We know this, but the problem is becoming worse. It is not “fat shaming” to talk about it. Fat is not a feminist issue alone. It is a health issue, a food industry issue, and a poverty issue, with increasing numbers unable to afford a healthier diet.

If Covid-19 has shown us anything it is that we have a responsibility to look after our own health as much as other people’s. Having grown up with the idea that the NHS will always be there for you, it has been a cruel shock for many to find that is not the case.

The debate on body image is changing. We think attitudes are becoming healthier because the likes of Ms Winslet and others have spoken out. True, more magazines are turning away from sample-sized models. Catwalks are no longer full of painfully thin youngsters sporting a so-called "heroin chic" look (though they are still too thin).

Some progress has been made, but it sometimes seems as though the problems have not gone away but are simply lurking somewhere else. We have traded one set of unrealistic expectations about body shape for others, ones that are turning out to be just as harmful if not more so, for men as much as women.

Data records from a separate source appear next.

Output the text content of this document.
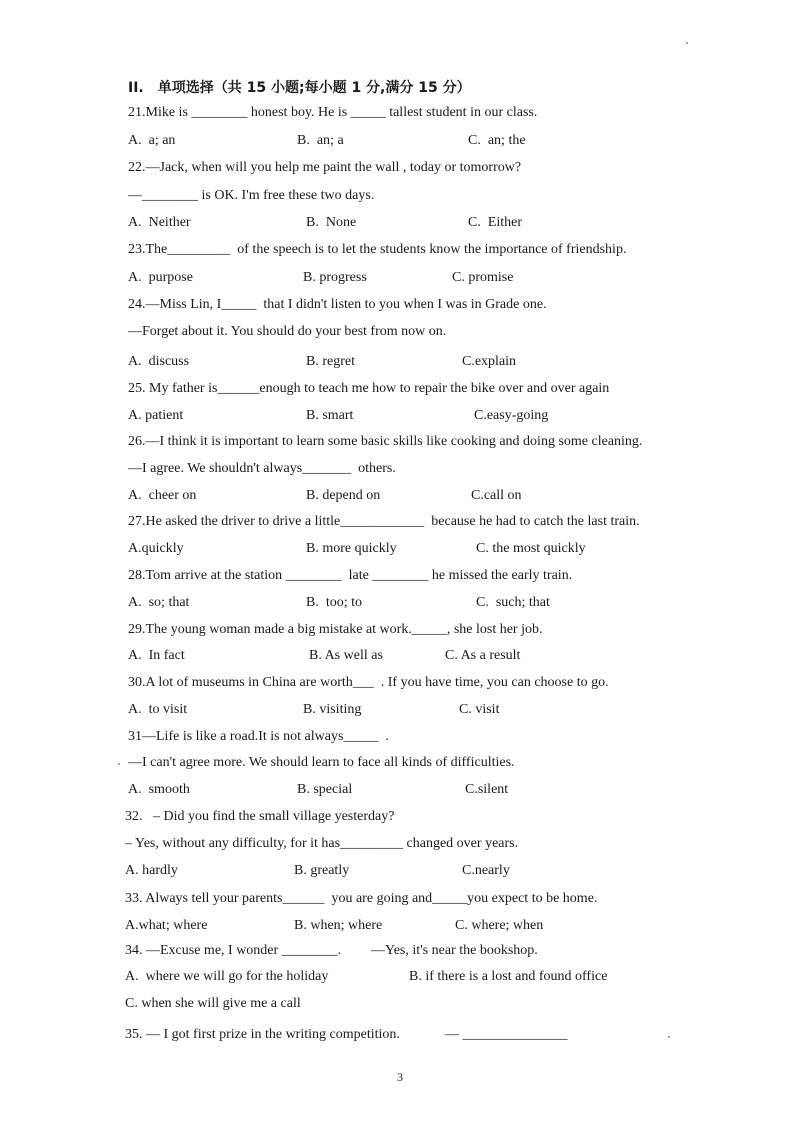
II.　单项选择（共 15 小题;每小题 1 分,满分 15 分）
21.Mike is ________ honest boy. He is _____ tallest student in our class.
A.  a; an	B.  an; a	C.  an; the
22.—Jack, when will you help me paint the wall , today or tomorrow?
—________ is OK. I'm free these two days.
A.  Neither	B.  None	C.  Either
23.The_________  of the speech is to let the students know the importance of friendship.
A.  purpose	B. progress	C. promise
24.—Miss Lin, I_____  that I didn't listen to you when I was in Grade one.
—Forget about it. You should do your best from now on.
A.  discuss	B. regret	C.explain
25. My father is______enough to teach me how to repair the bike over and over again
A. patient	B. smart	C.easy-going
26.—I think it is important to learn some basic skills like cooking and doing some cleaning.
—I agree. We shouldn't always_______  others.
A.  cheer on	B. depend on	C.call on
27.He asked the driver to drive a little____________  because he had to catch the last train.
A.quickly	B. more quickly	C. the most quickly
28.Tom arrive at the station ________  late ________ he missed the early train.
A.  so; that	B.  too; to	C.  such; that
29.The young woman made a big mistake at work._____, she lost her job.
A.  In fact	B. As well as	C. As a result
30.A lot of museums in China are worth___  . If you have time, you can choose to go.
A.  to visit	B. visiting	C. visit
31—Life is like a road.It is not always_____  .
—I can't agree more. We should learn to face all kinds of difficulties.
A.  smooth	B. special	C.silent
32.   – Did you find the small village yesterday?
– Yes, without any difficulty, for it has_________ changed over years.
A. hardly	B. greatly	C.nearly
33. Always tell your parents______  you are going and_____you expect to be home.
A.what; where	B. when; where	C. where; when
34. —Excuse me, I wonder ________. —Yes, it's near the bookshop.
A.  where we will go for the holiday	B. if there is a lost and found office
C. when she will give me a call
35. — I got first prize in the writing competition.	— _______________
3
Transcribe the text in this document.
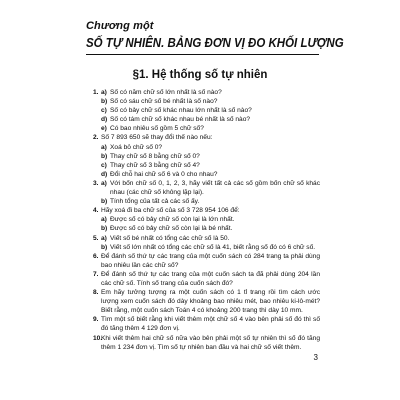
Chương một
SỐ TỰ NHIÊN. BẢNG ĐƠN VỊ ĐO KHỐI LƯỢNG
§1. Hệ thống số tự nhiên
1. a) Số có năm chữ số lớn nhất là số nào?
b) Số có sáu chữ số bé nhất là số nào?
c) Số có bảy chữ số khác nhau lớn nhất là số nào?
d) Số có tám chữ số khác nhau bé nhất là số nào?
e) Có bao nhiêu số gồm 5 chữ số?
2. Số 7 893 650 sẽ thay đổi thế nào nếu:
a) Xoá bỏ chữ số 0?
b) Thay chữ số 8 bằng chữ số 0?
c) Thay chữ số 3 bằng chữ số 4?
d) Đổi chỗ hai chữ số 6 và 0 cho nhau?
3. a) Với bốn chữ số 0, 1, 2, 3, hãy viết tất cả các số gồm bốn chữ số khác nhau (các chữ số không lặp lại).
b) Tính tổng của tất cả các số ấy.
4. Hãy xoá đi ba chữ số của số 3 728 954 106 để:
a) Được số có bảy chữ số còn lại là lớn nhất.
b) Được số có bảy chữ số còn lại là bé nhất.
5. a) Viết số bé nhất có tổng các chữ số là 50.
b) Viết số lớn nhất có tổng các chữ số là 41, biết rằng số đó có 6 chữ số.
6. Để đánh số thứ tự các trang của một cuốn sách có 284 trang ta phải dùng bao nhiêu lần các chữ số?
7. Để đánh số thứ tự các trang của một cuốn sách ta đã phải dùng 204 lần các chữ số. Tính số trang của cuốn sách đó?
8. Em hãy tưởng tượng ra một cuốn sách có 1 tỉ trang rồi tìm cách ước lượng xem cuốn sách đó dày khoảng bao nhiêu mét, bao nhiêu ki-lô-mét? Biết rằng, một cuốn sách Toán 4 có khoảng 200 trang thì dày 10 mm.
9. Tìm một số biết rằng khi viết thêm một chữ số 4 vào bên phải số đó thì số đó tăng thêm 4 129 đơn vị.
10.
Khi viết thêm hai chữ số nữa vào bên phải một số tự nhiên thì số đó tăng thêm 1 234 đơn vị. Tìm số tự nhiên ban đầu và hai chữ số viết thêm.
3
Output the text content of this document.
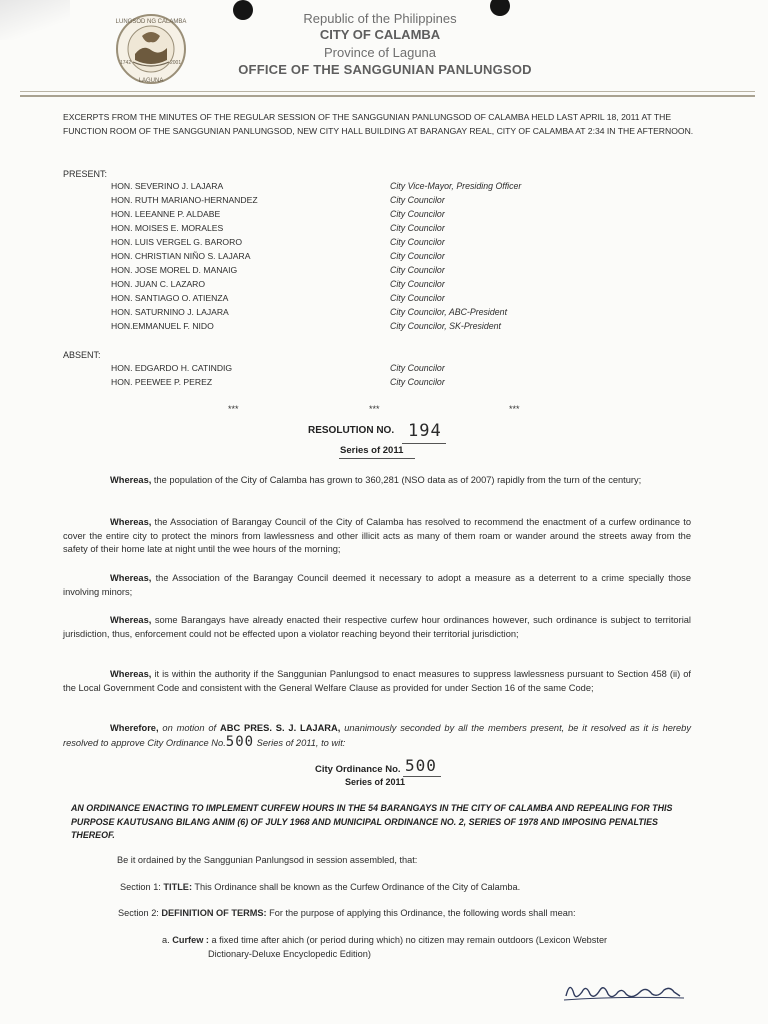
LUNGSOD NG CALAMBA
LAGUNA
1742	2001
Republic of the Philippines
CITY OF CALAMBA
Province of Laguna
OFFICE OF THE SANGGUNIAN PANLUNGSOD
EXCERPTS FROM THE MINUTES OF THE REGULAR SESSION OF THE SANGGUNIAN PANLUNGSOD OF CALAMBA HELD LAST APRIL 18, 2011 AT THE FUNCTION ROOM OF THE SANGGUNIAN PANLUNGSOD, NEW CITY HALL BUILDING AT BARANGAY REAL, CITY OF CALAMBA AT 2:34 IN THE AFTERNOON.
PRESENT:
HON. SEVERINO J. LAJARA	City Vice-Mayor, Presiding Officer
HON. RUTH MARIANO-HERNANDEZ	City Councilor
HON. LEEANNE P. ALDABE	City Councilor
HON. MOISES E. MORALES	City Councilor
HON. LUIS VERGEL G. BARORO	City Councilor
HON. CHRISTIAN NIÑO S. LAJARA	City Councilor
HON. JOSE MOREL D. MANAIG	City Councilor
HON. JUAN C. LAZARO	City Councilor
HON. SANTIAGO O. ATIENZA	City Councilor
HON. SATURNINO J. LAJARA	City Councilor, ABC-President
HON.EMMANUEL F. NIDO	City Councilor, SK-President
ABSENT:
HON. EDGARDO H. CATINDIG	City Councilor
HON. PEEWEE P. PEREZ	City Councilor
***	***	***
RESOLUTION NO. 194
Series of 2011
Whereas, the population of the City of Calamba has grown to 360,281 (NSO data as of 2007) rapidly from the turn of the century;
Whereas, the Association of Barangay Council of the City of Calamba has resolved to recommend the enactment of a curfew ordinance to cover the entire city to protect the minors from lawlessness and other illicit acts as many of them roam or wander around the streets away from the safety of their home late at night until the wee hours of the morning;
Whereas, the Association of the Barangay Council deemed it necessary to adopt a measure as a deterrent to a crime specially those involving minors;
Whereas, some Barangays have already enacted their respective curfew hour ordinances however, such ordinance is subject to territorial jurisdiction, thus, enforcement could not be effected upon a violator reaching beyond their territorial jurisdiction;
Whereas, it is within the authority if the Sanggunian Panlungsod to enact measures to suppress lawlessness pursuant to Section 458 (ii) of the Local Government Code and consistent with the General Welfare Clause as provided for under Section 16 of the same Code;
Wherefore, on motion of ABC PRES. S. J. LAJARA, unanimously seconded by all the members present, be it resolved as it is hereby resolved to approve City Ordinance No.500 Series of 2011, to wit:
City Ordinance No. 500
Series of 2011
AN ORDINANCE ENACTING TO IMPLEMENT CURFEW HOURS IN THE 54 BARANGAYS IN THE CITY OF CALAMBA AND REPEALING FOR THIS PURPOSE KAUTUSANG BILANG ANIM (6) OF JULY 1968 AND MUNICIPAL ORDINANCE NO. 2, SERIES OF 1978 AND IMPOSING PENALTIES THEREOF.
Be it ordained by the Sanggunian Panlungsod in session assembled, that:
Section 1: TITLE: This Ordinance shall be known as the Curfew Ordinance of the City of Calamba.
Section 2: DEFINITION OF TERMS: For the purpose of applying this Ordinance, the following words shall mean:
a. Curfew : a fixed time after ahich (or period during which) no citizen may remain outdoors (Lexicon Webster
Dictionary-Deluxe Encyclopedic Edition)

It is customary at this point for the prosecution to call The Internet, as though the genie can be put back in that bottle. But it is frightening to see what is out there, and how easily accessible it is. Generations are growing up with unrealistic notions of what ordinary bodies look like, and in trying to live up to what they think is the norm, youngsters are damaging their physical and mental health. How quaint it seems now to want to ban Page Three or disrupt Miss World. If we had known then what was coming down the pike ...

It may seem too late to make a difference, but that is defeatist talk. If it takes a television drama to get people talking about health and ageing and real bodies then all power to Ms Winslet in her battle to bare the bulgy bits.